Welcome to our latest round-up of news from the technology and hosting world. Here’s what we’ve discovered this week.
Google filling in the blanks
While everyone is keeping in touch using video chat, many get-togethers have been let down by poor connections. Google, however, is aiming to put an end to this by using artificial intelligence to fill in the bits of audio that sometimes get lost in transit.
It does this using WaveNetEQ, an AI application that references a library of speech data to fill gaps of up to 120ms with the right syllable sounds. In this way, conversations can continue without those irritating stutters. For those not using Google apps, don’t worry; the human brain is pretty good at doing the same job.
Moscow facial recognition enforces quarantine
With tens of thousands of facial recognition cameras all over the city, Moscow authorities are using them to enforce its quarantine and social distancing measures. Operating in real-time, the facial recognition software can detect if quarantined individuals have left their house and send police straight to their location if this is the case.
The system is so sophisticated it can even identify people wearing facemasks who have only part of their face on display. It’s also able to detect if people are meeting in groups or whether individuals are keeping the right distance apart. Those found flouting the rules can be given large fines or even prison sentences as the country seeks to minimise social interaction.
The worry for many Muscovites is whether the state will stop such high levels of monitoring people once the virus outbreak ends, or whether it will continue in a similar way to how it operates in China.
Live stream virtual tours helping retailers
Having your store compulsorily closed is causing problems for many retailers; especially for those with perishable stock. Innovative garden centres, garden suppliers and nurseries, however, have come up with a novel idea to keep their products on sale before millions of them die off or need throwing away.

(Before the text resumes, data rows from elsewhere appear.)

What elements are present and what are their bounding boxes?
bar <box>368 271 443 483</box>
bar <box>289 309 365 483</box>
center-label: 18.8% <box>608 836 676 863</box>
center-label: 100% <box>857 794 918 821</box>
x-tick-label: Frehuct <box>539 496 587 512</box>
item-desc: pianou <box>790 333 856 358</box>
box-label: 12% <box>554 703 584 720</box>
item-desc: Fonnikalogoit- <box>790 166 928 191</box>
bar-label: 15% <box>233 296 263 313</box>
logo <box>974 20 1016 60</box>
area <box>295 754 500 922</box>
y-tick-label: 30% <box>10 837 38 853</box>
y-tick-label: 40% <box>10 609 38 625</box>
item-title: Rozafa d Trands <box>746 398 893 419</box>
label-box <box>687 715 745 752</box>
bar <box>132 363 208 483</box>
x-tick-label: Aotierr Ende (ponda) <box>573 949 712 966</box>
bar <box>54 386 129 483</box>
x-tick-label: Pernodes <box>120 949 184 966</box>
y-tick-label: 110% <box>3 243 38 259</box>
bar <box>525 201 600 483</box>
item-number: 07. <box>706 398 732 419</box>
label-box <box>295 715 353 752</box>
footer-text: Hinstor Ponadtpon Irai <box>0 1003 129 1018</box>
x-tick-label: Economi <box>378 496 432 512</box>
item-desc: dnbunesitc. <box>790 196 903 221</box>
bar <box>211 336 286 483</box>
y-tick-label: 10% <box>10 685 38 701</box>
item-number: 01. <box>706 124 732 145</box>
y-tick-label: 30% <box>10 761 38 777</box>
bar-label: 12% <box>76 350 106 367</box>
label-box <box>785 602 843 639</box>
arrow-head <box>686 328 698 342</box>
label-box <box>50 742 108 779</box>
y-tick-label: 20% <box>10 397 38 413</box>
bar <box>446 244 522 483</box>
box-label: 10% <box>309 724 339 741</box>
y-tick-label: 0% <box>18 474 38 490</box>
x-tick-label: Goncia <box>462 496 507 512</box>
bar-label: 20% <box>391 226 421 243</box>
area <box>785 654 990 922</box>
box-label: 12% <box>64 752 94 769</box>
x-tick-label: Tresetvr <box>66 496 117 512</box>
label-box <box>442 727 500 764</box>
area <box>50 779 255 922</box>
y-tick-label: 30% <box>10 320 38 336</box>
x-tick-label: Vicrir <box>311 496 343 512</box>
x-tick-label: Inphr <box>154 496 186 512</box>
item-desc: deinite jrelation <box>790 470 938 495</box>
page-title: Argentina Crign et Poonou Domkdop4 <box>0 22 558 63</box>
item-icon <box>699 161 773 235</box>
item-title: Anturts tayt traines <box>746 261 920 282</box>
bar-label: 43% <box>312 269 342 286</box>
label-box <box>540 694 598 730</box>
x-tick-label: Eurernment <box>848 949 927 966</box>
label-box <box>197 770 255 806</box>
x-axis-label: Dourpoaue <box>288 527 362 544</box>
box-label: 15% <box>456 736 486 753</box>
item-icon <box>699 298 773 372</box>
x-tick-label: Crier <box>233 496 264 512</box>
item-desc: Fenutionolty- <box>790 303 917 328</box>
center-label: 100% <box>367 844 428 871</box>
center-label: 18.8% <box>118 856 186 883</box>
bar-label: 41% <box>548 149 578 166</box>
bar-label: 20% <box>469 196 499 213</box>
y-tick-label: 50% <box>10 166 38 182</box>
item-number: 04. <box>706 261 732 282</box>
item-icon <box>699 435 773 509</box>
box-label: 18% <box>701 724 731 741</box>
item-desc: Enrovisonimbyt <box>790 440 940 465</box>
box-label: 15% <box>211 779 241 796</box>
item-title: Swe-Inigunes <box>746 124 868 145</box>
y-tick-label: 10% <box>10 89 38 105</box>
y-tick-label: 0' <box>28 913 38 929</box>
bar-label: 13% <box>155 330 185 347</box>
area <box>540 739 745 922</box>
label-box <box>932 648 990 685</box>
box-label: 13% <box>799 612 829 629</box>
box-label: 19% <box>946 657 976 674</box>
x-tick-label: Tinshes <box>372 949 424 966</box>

The way they have been doing this is by live streaming virtual tours of their premises on social media and then offering customers deliveries of any products bought from their website. Live streams are also being used to offer customers advice and guidance about how to maintain gardens during the lockdown.

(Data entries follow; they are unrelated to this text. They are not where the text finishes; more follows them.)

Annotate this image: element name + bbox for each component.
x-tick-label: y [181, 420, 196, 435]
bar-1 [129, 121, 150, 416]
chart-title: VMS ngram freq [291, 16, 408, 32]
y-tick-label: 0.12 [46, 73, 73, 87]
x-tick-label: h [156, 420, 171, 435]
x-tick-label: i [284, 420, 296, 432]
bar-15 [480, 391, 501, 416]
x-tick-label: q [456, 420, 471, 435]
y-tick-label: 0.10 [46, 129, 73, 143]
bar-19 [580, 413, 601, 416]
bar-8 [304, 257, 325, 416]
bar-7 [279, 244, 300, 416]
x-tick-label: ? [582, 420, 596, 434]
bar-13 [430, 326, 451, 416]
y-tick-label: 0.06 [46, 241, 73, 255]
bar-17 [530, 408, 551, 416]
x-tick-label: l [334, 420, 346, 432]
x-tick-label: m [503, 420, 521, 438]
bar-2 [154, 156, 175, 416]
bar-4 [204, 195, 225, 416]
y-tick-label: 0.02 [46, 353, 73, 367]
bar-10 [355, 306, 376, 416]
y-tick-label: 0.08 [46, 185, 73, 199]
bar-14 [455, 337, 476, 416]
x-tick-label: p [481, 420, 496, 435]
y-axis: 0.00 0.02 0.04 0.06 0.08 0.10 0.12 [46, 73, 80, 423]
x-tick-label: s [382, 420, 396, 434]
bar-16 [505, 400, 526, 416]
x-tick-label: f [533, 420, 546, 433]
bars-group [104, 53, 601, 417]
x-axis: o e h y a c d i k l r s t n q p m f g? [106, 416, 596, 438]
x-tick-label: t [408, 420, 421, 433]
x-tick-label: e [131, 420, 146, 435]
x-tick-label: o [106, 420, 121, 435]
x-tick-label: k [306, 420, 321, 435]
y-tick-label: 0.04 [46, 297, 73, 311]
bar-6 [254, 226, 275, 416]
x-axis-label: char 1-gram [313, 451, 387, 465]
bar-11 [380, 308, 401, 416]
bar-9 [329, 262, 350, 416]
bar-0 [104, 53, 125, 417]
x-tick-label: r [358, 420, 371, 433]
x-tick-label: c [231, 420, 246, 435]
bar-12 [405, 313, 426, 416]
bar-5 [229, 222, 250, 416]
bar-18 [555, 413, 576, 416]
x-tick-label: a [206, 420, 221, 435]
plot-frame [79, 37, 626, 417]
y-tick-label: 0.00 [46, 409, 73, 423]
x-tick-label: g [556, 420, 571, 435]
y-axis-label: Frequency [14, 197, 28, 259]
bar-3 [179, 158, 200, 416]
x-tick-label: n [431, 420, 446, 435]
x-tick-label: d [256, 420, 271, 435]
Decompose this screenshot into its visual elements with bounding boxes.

It is not just plants that are being sold, however; garden furniture and other products are also being featured. If this is working well for garden centres, it is, perhaps, a strategy that can help other types of businesses, too.
Apple flaw affects VPN security
Anyone with a VPN running on a device using iOS 13.4 has a potential security issue. This is because a flaw in Apple’s latest operating system stops third-party VPNs from encrypting all user traffic. When a VPN is active, the device’s OS should close off any running connections and reinstate them via the secure VPN tunnel. However, the latest version of Apple’s iOS fails to do this and can leave some connections open outside of the VPN tunnel where they are not as secure. Of particular concern are push notifications, messaging apps and web beacons. If the connections themselves do not have encryption, Apple’s vulnerability could leave user data open to exploitation.

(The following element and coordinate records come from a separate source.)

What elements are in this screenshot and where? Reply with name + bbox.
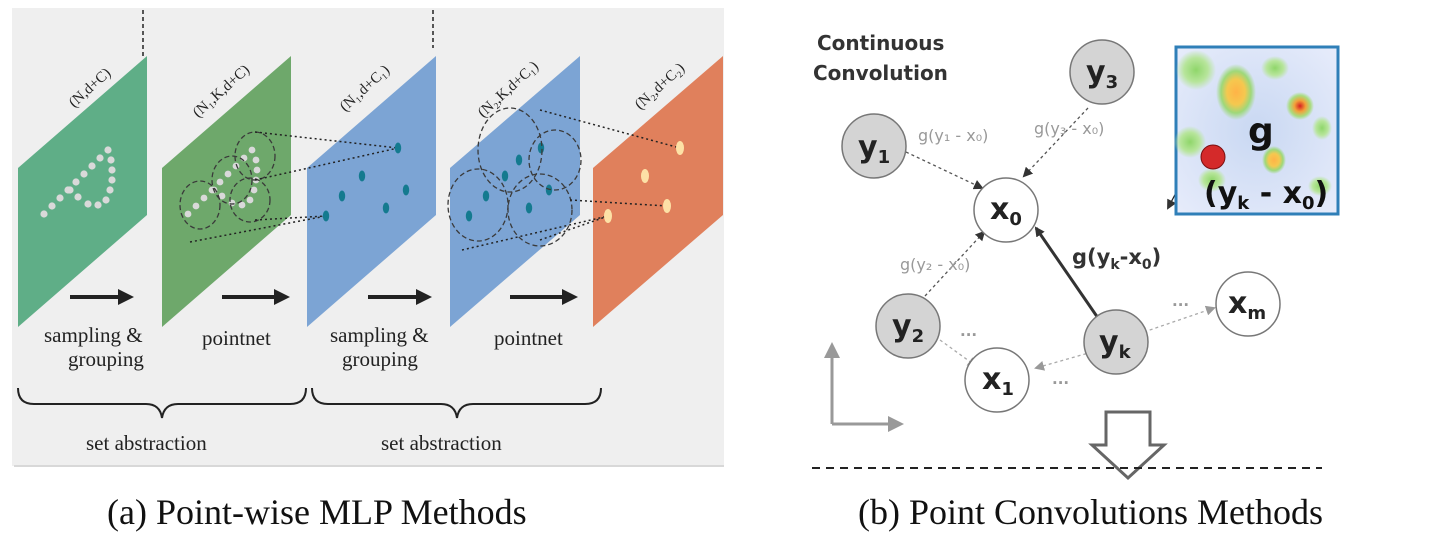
step-2-label: pointnet xyxy=(202,326,271,350)
group-2-label: set abstraction xyxy=(381,431,502,455)
step-1-label-line2: grouping xyxy=(68,347,144,371)
plane-3-points xyxy=(322,142,410,222)
projection-lines-2 xyxy=(461,109,681,251)
node-y1: y1 xyxy=(841,113,907,179)
plane-4 xyxy=(450,56,580,327)
group-1-label: set abstraction xyxy=(86,431,207,455)
edge-yk-xm xyxy=(1143,305,1216,333)
axes-icon xyxy=(824,342,904,432)
node-y3: y3 xyxy=(1069,39,1135,105)
brace-2 xyxy=(311,387,602,419)
brace-1 xyxy=(17,387,307,419)
edge-label-g2: g(y₂ - x₀) xyxy=(900,255,970,274)
svg-text:xm: xm xyxy=(1228,286,1266,324)
step-4-label: pointnet xyxy=(494,326,563,350)
projection-lines-1 xyxy=(189,131,399,243)
node-x1: x1 xyxy=(964,347,1030,413)
panel-a: (N,d+C) (N₁,K,d+C) (N₁,d+C₁) (N₂,K,d+C₁)… xyxy=(12,8,724,467)
ellipsis-x1: ... xyxy=(1052,370,1069,388)
down-arrow-icon xyxy=(1088,410,1168,481)
edge-yk-x1 xyxy=(1034,351,1093,371)
panel-b: Continuous Convolution g(y₁ - x₀) g(y₃ -… xyxy=(812,31,1340,481)
plane-1-points xyxy=(40,146,116,218)
svg-text:x0: x0 xyxy=(990,192,1022,230)
ellipsis-xm: ... xyxy=(1172,292,1189,310)
edge-y1-x0 xyxy=(905,151,984,190)
step-1-label-line1: sampling & xyxy=(44,323,143,347)
plane-3 xyxy=(307,56,436,327)
plane-2 xyxy=(162,56,291,327)
caption-a: (a) Point-wise MLP Methods xyxy=(107,492,527,532)
edge-y2-x0 xyxy=(924,230,986,297)
edge-label-g1: g(y₁ - x₀) xyxy=(918,126,988,145)
svg-text:y2: y2 xyxy=(892,309,924,347)
svg-text:y3: y3 xyxy=(1086,55,1118,93)
node-yk: yk xyxy=(1083,309,1149,375)
svg-text:x1: x1 xyxy=(982,362,1014,400)
caption-b: (b) Point Convolutions Methods xyxy=(858,492,1323,532)
plane-4-group-circles xyxy=(447,107,582,247)
panel-b-title-line1: Continuous xyxy=(817,31,944,55)
plane-5-points xyxy=(604,141,684,223)
sample-point-marker xyxy=(1200,144,1226,170)
edge-label-g3: g(y₃ - x₀) xyxy=(1034,119,1104,138)
plane-5 xyxy=(593,56,723,327)
heatmap-inset: g (yk - x0) xyxy=(1174,45,1340,216)
panel-b-title-line2: Convolution xyxy=(813,61,948,85)
svg-text:y1: y1 xyxy=(858,130,890,168)
step-3-label-line2: grouping xyxy=(342,347,418,371)
edge-label-gk: g(yk-x0) xyxy=(1072,245,1161,273)
plane-4-points xyxy=(465,142,553,222)
heatmap-expression: (yk - x0) xyxy=(1204,176,1328,214)
node-y2: y2 xyxy=(875,293,941,359)
edge-yk-x0 xyxy=(1034,226,1100,319)
node-xm: xm xyxy=(1215,271,1281,337)
node-x0: x0 xyxy=(973,177,1039,243)
step-3-label-line1: sampling & xyxy=(330,323,429,347)
svg-text:yk: yk xyxy=(1099,325,1132,363)
ellipsis-y2: ... xyxy=(960,322,977,340)
heatmap-g-label: g xyxy=(1248,111,1274,152)
plane-1 xyxy=(18,56,147,327)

CLOUD Act lets FBI snoop EU data
A new US law, the Clarifying Lawful Overseas Use of Data (CLOUD) Act, is causing concern for companies required to comply with GDPR. The statute extends the remit of US law enforcers, enabling them to access data stored on the servers of US cloud providers no matter where in the world their datacentres are located. What’s more, there is no obligation for law agencies to inform data owners that their files have been searched.
As a result, companies that store the personal data of UK and EU citizens in European-based datacentres owned by American service providers may find that they are no longer compliant with GDPR. Rather than risk the significant fines imposed by the ICO or other European data regulators, many businesses may decide its wiser to migrate their data to non-American providers. eukhost, for example, is a UK owned company with all its datacentres located in the UK and over which the CLOUD Act has no jurisdiction.
Rise of the robots
One of the biggest advantages of robots during a virus outbreak is that they cannot get ill. This has led them to be increasingly used throughout the world during the Coronavirus pandemic. The robot, Temi, for example, is being used in China, South Korea, Japan and the US to interact with vulnerable patients in hospitals and care homes.
Temi, which has been in existence for a few years, has been specially adapted for the current pandemic. Now upgraded, it enables social distancing, allowing patients to safely interact with medical staff and care assistants and is even able to take temperatures remotely. Using AI, the robots can navigate their way around their environment, recognise individual patients and even fetch and carry some items.